Vatan cennet olunca; o cennette yaşayanların hepsi de günahsızlar, o cennetti hak edenler oluyor.
Ama ben şimdi gecenin matem karası rengine sığınıp, şeytana uysam, koluna girsem birlikte gezmeye başlasam. Havadan sudan konuşsak, ben sorsam o anlatsa, o görüp gösterse, dönüp; “bu puştlar, bu pezevenkler, bu orospu çocukları buralı değil mi” diye sorsam ne diyeceksiniz?
Şeytana uymaya gelmiyor, dere tepe düz gezdiriyor, üst katlarda perdeleri çekilmiş, kapıda korumaları karanlık odalarda gezdiriyor.
Hiç bilmediğiniz pazarlıkların tanığı, hiç ummadığınız adamların sefil hallerinin bileni yapıyor sizi.

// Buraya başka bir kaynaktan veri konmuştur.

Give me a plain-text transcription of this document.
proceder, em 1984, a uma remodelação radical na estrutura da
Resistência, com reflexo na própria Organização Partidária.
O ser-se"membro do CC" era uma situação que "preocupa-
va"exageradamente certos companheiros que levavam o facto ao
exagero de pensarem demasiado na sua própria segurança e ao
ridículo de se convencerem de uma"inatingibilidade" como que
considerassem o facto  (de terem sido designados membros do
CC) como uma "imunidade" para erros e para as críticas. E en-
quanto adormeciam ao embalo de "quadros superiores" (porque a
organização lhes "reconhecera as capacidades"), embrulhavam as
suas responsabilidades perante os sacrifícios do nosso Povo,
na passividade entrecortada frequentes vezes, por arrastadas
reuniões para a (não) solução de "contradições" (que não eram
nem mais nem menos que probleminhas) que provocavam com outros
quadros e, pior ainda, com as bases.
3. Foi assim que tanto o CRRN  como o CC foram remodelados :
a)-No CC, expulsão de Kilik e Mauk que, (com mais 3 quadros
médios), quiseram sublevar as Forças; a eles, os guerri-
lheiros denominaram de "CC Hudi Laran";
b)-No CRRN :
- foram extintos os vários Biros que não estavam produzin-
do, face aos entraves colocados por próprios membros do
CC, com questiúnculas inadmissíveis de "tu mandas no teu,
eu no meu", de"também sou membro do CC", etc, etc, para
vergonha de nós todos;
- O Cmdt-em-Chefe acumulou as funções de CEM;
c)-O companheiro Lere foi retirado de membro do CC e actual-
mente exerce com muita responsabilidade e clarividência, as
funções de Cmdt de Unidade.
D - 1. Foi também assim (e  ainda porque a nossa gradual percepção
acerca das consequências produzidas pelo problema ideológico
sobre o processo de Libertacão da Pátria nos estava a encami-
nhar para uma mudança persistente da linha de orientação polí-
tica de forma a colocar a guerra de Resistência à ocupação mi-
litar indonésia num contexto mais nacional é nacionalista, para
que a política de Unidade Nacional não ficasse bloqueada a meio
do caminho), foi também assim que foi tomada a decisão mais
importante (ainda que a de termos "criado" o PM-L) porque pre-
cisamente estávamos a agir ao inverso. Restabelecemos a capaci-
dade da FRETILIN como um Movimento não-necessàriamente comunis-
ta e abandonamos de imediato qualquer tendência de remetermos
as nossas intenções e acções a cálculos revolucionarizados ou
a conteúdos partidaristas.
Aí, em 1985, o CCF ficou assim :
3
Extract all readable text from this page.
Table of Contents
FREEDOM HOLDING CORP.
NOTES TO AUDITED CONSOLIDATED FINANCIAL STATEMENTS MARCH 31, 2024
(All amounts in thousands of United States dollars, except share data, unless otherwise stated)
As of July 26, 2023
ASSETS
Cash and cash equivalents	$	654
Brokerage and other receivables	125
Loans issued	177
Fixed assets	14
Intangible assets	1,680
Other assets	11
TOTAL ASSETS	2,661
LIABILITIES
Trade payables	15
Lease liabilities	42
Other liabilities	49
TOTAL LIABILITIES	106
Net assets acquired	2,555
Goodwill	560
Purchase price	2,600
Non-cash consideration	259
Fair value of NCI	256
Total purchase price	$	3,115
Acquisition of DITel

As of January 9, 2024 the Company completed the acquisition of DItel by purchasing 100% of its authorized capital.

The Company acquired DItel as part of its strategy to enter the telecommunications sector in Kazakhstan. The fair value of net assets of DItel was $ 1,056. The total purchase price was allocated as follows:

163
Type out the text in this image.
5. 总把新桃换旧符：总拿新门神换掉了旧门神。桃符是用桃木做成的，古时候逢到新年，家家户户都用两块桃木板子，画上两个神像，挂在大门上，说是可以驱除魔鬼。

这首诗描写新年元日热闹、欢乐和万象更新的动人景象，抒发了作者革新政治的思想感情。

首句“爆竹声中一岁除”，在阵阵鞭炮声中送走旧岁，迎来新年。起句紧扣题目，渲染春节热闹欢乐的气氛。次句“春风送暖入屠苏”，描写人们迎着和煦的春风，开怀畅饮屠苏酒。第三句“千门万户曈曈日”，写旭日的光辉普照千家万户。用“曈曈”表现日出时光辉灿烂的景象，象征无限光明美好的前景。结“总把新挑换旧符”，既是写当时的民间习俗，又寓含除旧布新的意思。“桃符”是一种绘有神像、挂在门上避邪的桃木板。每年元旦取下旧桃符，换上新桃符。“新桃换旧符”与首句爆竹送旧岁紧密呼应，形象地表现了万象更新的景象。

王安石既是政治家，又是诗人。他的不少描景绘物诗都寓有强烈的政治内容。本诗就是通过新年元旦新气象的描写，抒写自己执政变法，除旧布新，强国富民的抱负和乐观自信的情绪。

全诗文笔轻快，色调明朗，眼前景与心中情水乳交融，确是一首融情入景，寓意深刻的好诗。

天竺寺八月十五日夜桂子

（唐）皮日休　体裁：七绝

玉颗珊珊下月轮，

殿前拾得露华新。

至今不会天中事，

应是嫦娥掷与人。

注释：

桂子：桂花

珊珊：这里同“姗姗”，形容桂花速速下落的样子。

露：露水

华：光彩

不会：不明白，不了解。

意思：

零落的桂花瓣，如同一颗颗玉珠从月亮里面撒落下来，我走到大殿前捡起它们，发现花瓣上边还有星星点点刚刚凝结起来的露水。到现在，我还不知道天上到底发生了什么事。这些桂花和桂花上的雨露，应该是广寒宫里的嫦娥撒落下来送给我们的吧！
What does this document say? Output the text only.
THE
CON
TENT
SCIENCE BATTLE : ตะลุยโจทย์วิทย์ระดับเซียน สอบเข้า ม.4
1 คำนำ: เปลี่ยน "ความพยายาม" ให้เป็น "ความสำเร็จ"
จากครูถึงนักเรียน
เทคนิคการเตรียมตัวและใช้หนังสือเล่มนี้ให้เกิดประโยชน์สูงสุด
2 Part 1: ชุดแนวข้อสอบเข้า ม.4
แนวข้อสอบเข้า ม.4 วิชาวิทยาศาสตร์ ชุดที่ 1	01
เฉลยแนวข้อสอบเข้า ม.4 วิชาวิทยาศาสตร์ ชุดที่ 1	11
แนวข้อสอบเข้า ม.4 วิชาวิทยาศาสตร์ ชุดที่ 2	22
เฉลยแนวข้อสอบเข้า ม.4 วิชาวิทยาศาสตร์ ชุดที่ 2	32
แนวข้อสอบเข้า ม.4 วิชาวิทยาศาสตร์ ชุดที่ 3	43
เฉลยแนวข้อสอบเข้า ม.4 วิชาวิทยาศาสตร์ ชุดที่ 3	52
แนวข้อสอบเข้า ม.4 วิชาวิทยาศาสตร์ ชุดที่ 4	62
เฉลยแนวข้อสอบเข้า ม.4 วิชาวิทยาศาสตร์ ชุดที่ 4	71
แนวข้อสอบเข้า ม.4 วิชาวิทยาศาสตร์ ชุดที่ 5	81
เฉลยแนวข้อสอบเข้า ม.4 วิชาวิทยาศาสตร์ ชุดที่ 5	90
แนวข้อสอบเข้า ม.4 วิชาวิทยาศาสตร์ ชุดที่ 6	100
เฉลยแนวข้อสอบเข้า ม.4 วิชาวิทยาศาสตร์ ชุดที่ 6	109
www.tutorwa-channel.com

Ecdadını yalan dolan ile bir kıtadan diğerine at üstünde resmeden, bir başbakan, bakanlar görüyorsunuz, halkın acılarına sırtını dönmüş…
Üçe alıp beşe satanları, onurunu da üzerine koyup vatanı satanları, dostlukları pazarlayanları, yalancıların hepsini, o kahpeleri; parmağını uzatıp insanın kör gözüne sokup; “gör” diyor.
En sivri dilini verip “sor” diyor.
Soruyorum: şu darbeciler, işkenceciler, halkı soyan hırsız tayfası, şu baştakilerin hepsi buralı değiller mi, bunların cennete ne işi var?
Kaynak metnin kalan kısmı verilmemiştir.